Section 5 Telematics car driving data

Guangyuan Gao, Yanlin Shi, He Wang

In this chapter, we first describe the telematics variables collected. Then we conduct the data cleaning. Finally we get three formats of telematics data: (1) time series; (2) summary statistics; (3) heatmaps.

5.1 Telematics variables

A trip is defined as the period from the engine start to the engine switch off. During a trip, the following 15 variables are recorded second by second. We explain them as follows.

5.1.1 Field mask

  1. Field_Mask. This is a hex code which can be converted into a binary vector indicating the validation of the telematics variable 6. GPS_Latitude to 15. Accel_Vertical (using function BMS::hex2bin). Note that the original data records the invalid data as zero, and we need to change those invalid data as NA.

5.1.2 Vehicle identification variables

  1. Device_ID. This variable also appears in the userlist dataset. It is used to match the telematics data with the policy data.

  2. Detected_VIN. Given the Device_ID, this variable is not very useful in the current study.

5.1.3 Time

  1. Trip_Number. This variable is the beginning time of a trip in the UTC format. This variable has the same value during the whole trip. It can be converted to the Beijing time by as.POSIXlt(,origin="1970-01-01",tz="Asia/Shanghai").

  2. Time_Stamp. This variable is the UTC time of the corresponding record in a trip. This variable is increasing by one in a trip file.

5.1.4 GPS variables

When the following GPS variables are invalid, they are recorded as zero. To avoid confusion, we change the invalid zero values to NA.

  1. GPS_Latitude. This variable is the GPS latitude in decimal degree multiplied by \(10^7\).

  2. GPS_Longitude. This variable is the GPS longitude in decimal degree multiplied by \(10^6\).

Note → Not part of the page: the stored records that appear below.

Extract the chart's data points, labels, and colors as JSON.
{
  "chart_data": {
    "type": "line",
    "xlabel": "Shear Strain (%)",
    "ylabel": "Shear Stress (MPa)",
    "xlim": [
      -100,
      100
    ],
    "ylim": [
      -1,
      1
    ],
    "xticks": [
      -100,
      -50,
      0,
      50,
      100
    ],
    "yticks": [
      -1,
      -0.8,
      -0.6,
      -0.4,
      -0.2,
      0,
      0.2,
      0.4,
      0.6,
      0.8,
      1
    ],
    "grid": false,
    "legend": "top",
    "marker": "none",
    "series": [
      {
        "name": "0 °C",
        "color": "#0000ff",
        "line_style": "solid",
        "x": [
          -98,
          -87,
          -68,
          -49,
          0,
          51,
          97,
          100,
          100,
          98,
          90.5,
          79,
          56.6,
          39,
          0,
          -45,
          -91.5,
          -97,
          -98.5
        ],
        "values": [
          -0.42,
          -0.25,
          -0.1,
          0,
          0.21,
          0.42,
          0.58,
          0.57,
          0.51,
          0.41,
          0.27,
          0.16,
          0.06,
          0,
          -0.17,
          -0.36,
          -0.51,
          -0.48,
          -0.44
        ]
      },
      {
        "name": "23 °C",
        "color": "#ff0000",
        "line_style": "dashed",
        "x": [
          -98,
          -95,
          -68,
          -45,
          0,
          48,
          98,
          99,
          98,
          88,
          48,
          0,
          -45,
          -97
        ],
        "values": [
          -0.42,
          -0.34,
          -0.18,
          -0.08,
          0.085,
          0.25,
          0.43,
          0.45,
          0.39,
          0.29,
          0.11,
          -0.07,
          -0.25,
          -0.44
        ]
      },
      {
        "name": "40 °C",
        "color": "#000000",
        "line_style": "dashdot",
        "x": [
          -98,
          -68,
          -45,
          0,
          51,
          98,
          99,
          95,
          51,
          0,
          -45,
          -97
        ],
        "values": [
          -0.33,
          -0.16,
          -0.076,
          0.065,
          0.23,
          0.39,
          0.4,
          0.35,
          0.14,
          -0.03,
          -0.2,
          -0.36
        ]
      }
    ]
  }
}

The GPS spherical coordinates can be converted to the geodetic coordinates \((x,y)\) using SoDA::geoXY. The geodetic coordinates can be used to calculate the distance, speed \(v^{(xy)}\), angle \(\psi^{(xy)}\), acceleration \(a^{(xy)}\) and angle change \(\Delta^{(xy)}\). There are GPS signal drift problems with the GPS coordinates \((x,y)\), which will affect those derived variables.

  1. GPS_Heading. This variable is the approaching direction of the vehicle \(\psi^{(gps)}\) in decimal degree multiplied by \(10^2\). It ranges from 0 to 360.

  2. GPS_Speed. This variable is the vehicle speed \(v^{(gps)}\) in \(km/h\) multiplied by \(10\). Note that \(3.6 km/h = 1 m/s\).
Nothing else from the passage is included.